The British, as a people, have agreed to discuss the weather more than is strictly necessary. This is because there is no other way to acknowledge what is happening. I am, this week, writing in linen. Last week it was cashmere. The cashmere is now sulking in a drawer. The linen is not what I would have chosen if I had been given a vote, but I was not. Tomorrow, I am told, it will rain.
It has rained, hailed, and been twenty-eight degrees inside the last seven days. My wardrobe is a museum of recent wrong guesses. My handbag contains an umbrella, sunscreen, and a small linen scarf, none of which is currently relevant.
There is one object in the house that has decided what it is.
It is small, white, matte, water-resistant, and shaped like an egg. It does not consult the weather forecast. It does three things — heat, suction, vibration — in any combination, on demand, regardless of the conditions outside. This is more than the British weather can manage, which generally commits to one thing per hour and then changes its mind.

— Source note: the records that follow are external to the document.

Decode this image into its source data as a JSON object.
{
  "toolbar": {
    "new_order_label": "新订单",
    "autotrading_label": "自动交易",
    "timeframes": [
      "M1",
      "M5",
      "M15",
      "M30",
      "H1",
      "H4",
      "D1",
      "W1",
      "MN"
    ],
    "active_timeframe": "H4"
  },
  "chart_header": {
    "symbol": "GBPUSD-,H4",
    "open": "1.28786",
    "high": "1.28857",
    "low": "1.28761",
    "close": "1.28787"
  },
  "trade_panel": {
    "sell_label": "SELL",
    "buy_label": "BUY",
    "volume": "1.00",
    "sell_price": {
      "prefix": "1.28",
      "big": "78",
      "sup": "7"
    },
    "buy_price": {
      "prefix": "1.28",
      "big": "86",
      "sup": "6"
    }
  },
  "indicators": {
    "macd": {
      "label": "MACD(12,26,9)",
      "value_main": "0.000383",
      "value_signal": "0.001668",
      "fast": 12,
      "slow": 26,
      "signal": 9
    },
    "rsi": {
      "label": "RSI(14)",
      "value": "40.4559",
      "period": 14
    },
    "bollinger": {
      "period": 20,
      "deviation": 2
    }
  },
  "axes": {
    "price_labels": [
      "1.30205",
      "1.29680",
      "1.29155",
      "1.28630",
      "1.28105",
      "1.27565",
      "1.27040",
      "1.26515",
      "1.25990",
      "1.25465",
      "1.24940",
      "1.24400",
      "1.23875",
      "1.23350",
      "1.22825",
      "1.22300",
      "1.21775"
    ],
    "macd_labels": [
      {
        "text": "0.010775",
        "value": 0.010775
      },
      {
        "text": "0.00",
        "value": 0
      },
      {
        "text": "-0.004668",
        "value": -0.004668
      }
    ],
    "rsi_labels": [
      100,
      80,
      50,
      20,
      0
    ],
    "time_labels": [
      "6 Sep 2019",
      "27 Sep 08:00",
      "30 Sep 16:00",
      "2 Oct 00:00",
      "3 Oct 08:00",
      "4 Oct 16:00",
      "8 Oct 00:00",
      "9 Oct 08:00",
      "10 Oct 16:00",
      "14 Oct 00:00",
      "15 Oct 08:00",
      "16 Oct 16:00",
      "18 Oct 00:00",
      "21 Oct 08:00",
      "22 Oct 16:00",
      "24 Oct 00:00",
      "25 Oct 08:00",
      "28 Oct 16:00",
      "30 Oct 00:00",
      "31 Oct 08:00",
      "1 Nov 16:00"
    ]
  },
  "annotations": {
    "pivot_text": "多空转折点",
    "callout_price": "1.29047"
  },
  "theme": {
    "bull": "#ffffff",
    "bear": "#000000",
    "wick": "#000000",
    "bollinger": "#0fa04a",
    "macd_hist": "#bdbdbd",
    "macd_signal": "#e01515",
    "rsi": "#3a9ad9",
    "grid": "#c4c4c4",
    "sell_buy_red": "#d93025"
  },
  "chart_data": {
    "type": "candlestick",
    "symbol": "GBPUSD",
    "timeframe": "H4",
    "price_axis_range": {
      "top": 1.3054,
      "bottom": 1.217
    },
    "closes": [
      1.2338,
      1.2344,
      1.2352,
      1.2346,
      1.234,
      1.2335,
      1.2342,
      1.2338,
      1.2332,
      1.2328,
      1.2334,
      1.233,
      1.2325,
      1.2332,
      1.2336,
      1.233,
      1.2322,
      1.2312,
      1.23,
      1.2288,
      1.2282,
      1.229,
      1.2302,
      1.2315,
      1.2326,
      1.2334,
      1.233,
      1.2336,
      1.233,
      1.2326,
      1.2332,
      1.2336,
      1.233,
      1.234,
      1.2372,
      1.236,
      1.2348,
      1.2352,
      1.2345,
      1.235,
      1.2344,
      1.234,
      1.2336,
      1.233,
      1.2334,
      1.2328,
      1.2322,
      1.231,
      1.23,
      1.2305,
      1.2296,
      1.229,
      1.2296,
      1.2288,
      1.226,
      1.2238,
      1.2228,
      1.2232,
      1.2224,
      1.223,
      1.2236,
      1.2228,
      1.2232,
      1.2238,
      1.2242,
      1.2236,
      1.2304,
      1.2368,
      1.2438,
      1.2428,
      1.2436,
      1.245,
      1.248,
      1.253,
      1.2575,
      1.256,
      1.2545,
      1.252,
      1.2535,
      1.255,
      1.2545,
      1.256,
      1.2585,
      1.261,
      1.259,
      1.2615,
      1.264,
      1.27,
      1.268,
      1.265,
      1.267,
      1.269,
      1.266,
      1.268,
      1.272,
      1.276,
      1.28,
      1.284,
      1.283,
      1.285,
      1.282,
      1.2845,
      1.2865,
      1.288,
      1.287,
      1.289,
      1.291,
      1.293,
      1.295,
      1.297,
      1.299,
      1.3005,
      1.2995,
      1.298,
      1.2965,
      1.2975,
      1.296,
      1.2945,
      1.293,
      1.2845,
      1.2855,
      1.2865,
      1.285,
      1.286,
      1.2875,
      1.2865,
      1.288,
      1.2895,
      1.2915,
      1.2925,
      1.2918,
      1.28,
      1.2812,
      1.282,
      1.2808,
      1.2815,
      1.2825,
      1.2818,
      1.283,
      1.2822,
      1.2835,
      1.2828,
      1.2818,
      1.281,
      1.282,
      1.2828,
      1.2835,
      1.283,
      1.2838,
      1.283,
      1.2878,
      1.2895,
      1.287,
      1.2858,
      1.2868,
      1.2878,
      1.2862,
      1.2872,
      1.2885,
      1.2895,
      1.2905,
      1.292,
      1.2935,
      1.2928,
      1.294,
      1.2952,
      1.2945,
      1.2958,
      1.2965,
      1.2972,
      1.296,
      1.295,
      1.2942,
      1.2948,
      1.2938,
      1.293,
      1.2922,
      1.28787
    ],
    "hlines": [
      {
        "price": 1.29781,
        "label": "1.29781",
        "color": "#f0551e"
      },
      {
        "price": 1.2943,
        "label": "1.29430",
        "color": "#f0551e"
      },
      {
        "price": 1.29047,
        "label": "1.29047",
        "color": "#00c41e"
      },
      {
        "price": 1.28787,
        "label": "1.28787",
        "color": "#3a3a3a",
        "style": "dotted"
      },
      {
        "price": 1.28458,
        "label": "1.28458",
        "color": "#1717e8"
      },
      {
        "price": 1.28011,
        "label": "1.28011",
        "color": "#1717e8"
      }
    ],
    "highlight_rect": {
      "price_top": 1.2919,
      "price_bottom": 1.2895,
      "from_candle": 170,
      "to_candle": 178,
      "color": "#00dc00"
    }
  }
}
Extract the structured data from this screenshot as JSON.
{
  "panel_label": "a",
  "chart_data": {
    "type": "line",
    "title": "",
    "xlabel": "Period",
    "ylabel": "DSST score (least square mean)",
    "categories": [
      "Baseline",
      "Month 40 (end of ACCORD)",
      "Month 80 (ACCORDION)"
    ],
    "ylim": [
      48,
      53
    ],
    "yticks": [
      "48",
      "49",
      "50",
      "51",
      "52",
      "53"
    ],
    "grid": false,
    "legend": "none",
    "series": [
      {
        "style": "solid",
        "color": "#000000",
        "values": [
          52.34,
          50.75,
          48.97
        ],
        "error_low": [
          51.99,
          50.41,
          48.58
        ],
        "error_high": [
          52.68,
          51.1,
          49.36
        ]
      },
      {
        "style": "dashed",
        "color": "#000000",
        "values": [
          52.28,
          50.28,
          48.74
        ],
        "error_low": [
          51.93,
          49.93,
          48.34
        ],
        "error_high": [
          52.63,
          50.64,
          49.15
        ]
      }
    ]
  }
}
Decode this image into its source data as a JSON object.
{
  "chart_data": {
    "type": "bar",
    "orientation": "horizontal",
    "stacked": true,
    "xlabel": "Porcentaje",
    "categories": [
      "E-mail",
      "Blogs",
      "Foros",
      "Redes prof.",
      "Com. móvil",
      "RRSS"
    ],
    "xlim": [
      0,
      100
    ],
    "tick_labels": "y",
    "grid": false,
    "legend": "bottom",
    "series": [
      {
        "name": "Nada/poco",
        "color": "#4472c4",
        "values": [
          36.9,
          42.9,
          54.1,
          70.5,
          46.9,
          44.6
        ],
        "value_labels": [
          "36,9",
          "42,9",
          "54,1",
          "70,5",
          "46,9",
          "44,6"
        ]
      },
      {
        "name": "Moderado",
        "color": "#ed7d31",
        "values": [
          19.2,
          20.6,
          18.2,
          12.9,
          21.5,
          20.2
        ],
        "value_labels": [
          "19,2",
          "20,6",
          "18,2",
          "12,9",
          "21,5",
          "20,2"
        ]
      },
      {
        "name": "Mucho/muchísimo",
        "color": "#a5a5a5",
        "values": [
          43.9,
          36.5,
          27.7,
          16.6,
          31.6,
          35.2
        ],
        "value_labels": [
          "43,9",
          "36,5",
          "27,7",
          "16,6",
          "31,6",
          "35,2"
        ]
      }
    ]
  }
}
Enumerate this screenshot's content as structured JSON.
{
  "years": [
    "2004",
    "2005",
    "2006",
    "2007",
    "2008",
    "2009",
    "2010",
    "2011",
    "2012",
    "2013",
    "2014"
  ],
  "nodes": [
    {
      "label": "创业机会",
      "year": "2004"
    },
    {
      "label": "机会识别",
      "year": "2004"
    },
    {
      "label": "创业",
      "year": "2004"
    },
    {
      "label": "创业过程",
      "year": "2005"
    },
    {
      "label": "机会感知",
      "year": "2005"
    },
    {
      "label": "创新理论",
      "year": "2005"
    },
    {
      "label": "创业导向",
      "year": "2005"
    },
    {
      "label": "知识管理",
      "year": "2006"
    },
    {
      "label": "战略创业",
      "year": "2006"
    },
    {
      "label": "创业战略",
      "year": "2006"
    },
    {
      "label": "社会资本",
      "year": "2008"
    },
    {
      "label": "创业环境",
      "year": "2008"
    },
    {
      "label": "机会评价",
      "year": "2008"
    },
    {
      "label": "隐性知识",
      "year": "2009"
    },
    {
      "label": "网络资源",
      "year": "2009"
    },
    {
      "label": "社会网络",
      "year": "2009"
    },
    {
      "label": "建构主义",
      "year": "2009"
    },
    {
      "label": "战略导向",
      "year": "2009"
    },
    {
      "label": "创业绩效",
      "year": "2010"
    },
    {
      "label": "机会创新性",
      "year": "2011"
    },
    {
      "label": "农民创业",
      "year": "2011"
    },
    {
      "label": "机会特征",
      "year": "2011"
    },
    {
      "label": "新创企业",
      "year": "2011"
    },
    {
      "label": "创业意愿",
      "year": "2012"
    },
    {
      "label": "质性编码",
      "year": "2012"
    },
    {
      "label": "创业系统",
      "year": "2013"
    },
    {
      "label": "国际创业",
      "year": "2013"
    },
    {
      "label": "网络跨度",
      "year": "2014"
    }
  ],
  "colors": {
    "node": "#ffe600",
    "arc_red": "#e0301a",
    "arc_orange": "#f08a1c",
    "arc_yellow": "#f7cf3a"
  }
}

The heat was the bit that caught my attention. It activates in approximately fifteen seconds. It does what no electric blanket, hot water bottle, or aggressive tea has reliably done, which is to be warm at the precise moment that warmth is required. The fact that I now require less warmth, on account of the heatwave, is something the egg has not been informed of. It does not care. The other two functions — suction, vibration — are, I am told, the parts most people are buying it for. They work. They work simultaneously. I will leave the elaboration there on the basis that this is a review and not a diary entry.
Gerald next door has bought a new sun parasol. It has been deployed and retracted four times since Tuesday. This, again, is the difference.
Verdict. Kur's Egg is £130. It does three things, simultaneously, in a country that cannot reliably manage one. The cashmere jumper is in a drawer being passive-aggressive about its £400. The linen, I am told, was a sensible purchase. The egg, on the present evidence, is the most decisive object I own.
Margaret, who is seventy-four and has opinions on weather, says the country has gone to ruin.
She is wearing a cardigan, in the heat, on principle.